How well you know your spouse may affect your legal status

Marrying a U.S. citizen and building a new life in Texas may have been simultaneously the most wonderful yet challenging time of your life. All newly married couples encounter challenges together, especially within the first couple of years of marriage. Adapting to living as a couple as opposed to the single life can be difficult. You and your spouse have, hopefully, been able to overcome any obstacles that have arisen since your wedding day.  

Marital stress is often external, meaning someone or something outside your home is the source. If the U.S. government recently sent you written notice to appear at a Stokes interview, it is definitely understandable that you might be feeling anxious and afraid. After all, the results of a Stokes interview may affect whether or not you can stay in the United States. You should know several things before your appointment; the first is that you may ask an immigrant advocate to accompany you to the interview. 

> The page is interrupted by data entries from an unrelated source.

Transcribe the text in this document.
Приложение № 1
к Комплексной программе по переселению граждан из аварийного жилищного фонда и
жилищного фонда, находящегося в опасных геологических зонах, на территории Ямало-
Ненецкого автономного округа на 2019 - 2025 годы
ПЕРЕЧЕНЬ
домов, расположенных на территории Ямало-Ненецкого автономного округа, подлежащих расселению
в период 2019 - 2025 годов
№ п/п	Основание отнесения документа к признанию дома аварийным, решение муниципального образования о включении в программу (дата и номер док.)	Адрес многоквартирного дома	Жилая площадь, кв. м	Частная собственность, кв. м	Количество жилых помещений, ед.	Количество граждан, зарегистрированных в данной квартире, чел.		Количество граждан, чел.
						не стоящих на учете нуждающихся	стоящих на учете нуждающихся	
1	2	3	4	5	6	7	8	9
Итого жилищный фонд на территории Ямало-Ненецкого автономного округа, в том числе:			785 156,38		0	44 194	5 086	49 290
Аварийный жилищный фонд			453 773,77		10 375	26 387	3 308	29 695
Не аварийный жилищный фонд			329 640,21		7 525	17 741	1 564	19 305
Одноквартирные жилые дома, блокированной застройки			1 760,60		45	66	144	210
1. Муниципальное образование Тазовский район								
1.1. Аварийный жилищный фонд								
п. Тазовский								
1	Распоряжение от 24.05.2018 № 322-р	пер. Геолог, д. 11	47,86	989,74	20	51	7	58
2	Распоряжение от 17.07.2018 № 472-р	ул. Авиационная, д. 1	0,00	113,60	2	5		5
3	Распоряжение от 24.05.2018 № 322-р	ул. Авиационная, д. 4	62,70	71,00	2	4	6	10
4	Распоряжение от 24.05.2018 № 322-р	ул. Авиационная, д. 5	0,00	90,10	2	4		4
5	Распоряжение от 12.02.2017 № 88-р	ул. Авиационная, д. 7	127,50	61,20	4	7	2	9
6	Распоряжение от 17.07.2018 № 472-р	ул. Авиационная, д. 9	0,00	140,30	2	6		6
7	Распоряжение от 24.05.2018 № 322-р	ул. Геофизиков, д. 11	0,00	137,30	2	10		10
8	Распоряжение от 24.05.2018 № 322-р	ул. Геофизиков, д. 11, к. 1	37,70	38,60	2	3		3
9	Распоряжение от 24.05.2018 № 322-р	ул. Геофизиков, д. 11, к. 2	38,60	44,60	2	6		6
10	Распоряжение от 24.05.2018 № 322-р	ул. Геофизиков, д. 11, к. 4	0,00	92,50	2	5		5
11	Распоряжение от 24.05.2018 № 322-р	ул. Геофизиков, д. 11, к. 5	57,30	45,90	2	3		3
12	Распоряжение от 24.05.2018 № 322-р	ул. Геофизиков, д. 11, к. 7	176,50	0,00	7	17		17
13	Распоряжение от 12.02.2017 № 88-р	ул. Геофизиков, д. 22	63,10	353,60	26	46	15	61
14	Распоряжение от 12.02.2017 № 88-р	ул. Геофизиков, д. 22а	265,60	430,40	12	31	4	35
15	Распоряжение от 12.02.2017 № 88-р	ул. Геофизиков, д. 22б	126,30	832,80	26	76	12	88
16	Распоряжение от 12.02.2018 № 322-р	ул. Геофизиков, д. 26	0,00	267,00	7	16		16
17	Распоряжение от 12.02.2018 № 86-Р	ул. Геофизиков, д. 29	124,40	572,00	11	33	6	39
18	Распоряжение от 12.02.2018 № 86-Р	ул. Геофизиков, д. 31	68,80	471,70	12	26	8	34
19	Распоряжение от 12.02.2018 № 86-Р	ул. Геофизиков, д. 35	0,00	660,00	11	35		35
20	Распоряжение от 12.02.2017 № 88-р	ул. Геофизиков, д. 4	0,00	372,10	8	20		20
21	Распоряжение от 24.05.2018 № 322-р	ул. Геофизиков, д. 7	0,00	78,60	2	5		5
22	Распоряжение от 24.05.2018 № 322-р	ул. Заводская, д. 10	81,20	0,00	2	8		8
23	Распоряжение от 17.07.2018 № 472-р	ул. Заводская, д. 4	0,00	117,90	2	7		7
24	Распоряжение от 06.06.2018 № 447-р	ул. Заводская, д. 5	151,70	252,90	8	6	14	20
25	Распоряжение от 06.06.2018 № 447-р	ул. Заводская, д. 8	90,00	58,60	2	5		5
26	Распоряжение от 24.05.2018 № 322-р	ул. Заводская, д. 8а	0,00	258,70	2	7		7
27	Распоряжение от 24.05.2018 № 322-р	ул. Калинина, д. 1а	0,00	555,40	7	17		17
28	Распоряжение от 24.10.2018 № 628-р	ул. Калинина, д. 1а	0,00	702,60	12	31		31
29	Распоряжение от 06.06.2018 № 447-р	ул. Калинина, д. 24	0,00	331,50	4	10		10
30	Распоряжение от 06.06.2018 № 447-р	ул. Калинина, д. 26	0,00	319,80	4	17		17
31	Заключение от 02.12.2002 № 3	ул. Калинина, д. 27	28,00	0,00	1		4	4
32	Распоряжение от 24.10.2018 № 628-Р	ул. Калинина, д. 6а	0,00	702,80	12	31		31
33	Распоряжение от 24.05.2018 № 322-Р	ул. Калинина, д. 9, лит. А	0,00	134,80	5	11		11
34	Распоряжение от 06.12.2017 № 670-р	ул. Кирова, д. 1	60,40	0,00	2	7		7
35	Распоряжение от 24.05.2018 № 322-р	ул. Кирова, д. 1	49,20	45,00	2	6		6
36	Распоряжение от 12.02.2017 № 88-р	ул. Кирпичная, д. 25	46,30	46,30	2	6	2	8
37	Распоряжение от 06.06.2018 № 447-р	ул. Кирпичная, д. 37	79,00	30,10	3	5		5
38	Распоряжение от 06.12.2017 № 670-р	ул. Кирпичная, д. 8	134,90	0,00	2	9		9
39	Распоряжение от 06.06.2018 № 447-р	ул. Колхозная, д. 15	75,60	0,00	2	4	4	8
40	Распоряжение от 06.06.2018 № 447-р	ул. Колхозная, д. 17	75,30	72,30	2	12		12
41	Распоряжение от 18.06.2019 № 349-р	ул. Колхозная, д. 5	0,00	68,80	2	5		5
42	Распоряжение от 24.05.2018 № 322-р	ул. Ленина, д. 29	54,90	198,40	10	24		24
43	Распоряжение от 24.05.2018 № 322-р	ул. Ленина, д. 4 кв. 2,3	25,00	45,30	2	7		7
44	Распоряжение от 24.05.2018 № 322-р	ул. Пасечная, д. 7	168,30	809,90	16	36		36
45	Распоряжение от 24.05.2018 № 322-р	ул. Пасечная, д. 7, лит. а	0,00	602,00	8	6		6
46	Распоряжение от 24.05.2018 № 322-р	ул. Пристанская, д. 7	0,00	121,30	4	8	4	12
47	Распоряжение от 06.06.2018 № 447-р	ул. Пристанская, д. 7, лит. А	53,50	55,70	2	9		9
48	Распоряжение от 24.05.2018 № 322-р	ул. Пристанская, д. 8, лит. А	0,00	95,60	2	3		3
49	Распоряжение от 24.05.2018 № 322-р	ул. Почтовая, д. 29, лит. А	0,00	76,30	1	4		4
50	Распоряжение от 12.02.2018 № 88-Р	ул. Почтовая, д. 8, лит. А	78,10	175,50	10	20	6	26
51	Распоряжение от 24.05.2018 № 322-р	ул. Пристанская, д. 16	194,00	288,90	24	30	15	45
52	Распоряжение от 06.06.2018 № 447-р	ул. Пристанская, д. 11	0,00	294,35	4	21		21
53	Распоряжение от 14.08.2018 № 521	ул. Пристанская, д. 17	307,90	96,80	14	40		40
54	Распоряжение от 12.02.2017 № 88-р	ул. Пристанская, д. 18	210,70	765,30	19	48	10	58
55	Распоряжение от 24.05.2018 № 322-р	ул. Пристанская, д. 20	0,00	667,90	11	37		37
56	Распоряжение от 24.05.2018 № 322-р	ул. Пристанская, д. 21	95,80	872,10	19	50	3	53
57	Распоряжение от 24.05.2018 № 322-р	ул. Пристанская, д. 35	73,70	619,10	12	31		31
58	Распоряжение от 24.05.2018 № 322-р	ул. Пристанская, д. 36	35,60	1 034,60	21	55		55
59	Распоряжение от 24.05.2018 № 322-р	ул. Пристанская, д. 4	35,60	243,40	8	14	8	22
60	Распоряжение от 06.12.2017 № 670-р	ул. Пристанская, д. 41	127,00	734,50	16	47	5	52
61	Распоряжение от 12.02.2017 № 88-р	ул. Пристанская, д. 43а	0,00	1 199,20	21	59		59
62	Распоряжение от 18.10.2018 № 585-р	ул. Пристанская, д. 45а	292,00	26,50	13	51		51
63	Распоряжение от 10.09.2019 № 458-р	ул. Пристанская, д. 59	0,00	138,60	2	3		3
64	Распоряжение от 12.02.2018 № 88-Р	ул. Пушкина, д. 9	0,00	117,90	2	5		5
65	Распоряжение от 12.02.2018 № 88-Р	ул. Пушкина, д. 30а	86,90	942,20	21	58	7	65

Proving the legitimacy of your marriage 

You may or may not ever find out what exact issues led to Immigration and Customs Enforcement agents calling you to a Stokes interview. The following list includes information that may help you understand the process and maximize your chances for success: 

  • Little things mean a lot: Do you know your spouse's favorite color, favorite food or usual bedtime? These are examples of questions your interviewer may ask and things will likely go more favorably for you if your answers are accurate.
  • The more evidence, the better: When attending a Stokes interview, any physical evidence, such as important documents, photo albums, hand-written letters or greeting cards you and your spouse have exchanged in the past, etc., may help you convince immigration officials that your marriage is a bona fide union.
  • Take advantage of preparation time: From the time you receive notice to appear to the actual day of your Stokes interview, you and spouse can spend as much as time as possible sharing personal information. Try to think of random questions your interviewer may ask and help each other prepare to answer them. 
  • Your answers must coincide: You and your spouse may be in the same room for part of your Stokes interview but at some point, officials may separate you. They will ask you both similar questions to compare your answers to see if there are any contradictions.
  • Things may get quite personal: Be prepared to feel uncomfortable if your interviewer's line of questioning becomes a bit intimate, such as questions regarding the color of your bedroom or what brand of toothpaste your spouse uses. Interviewers are trying to determine if your marriage is legitimate or you are trying to beat the system to obtain a green card. 

If you have a language barrier, then taking someone with you to help translate your interviewer's questions is a good idea. Issues that may cause your interviewer to think your marriage is a scam include not knowing basic things about your spouse that the average spouse should know, having separate bank accounts or filing separate tax returns for no apparent reason or not living in the same home together. There are support resources available to help you overcome any problems that may arise.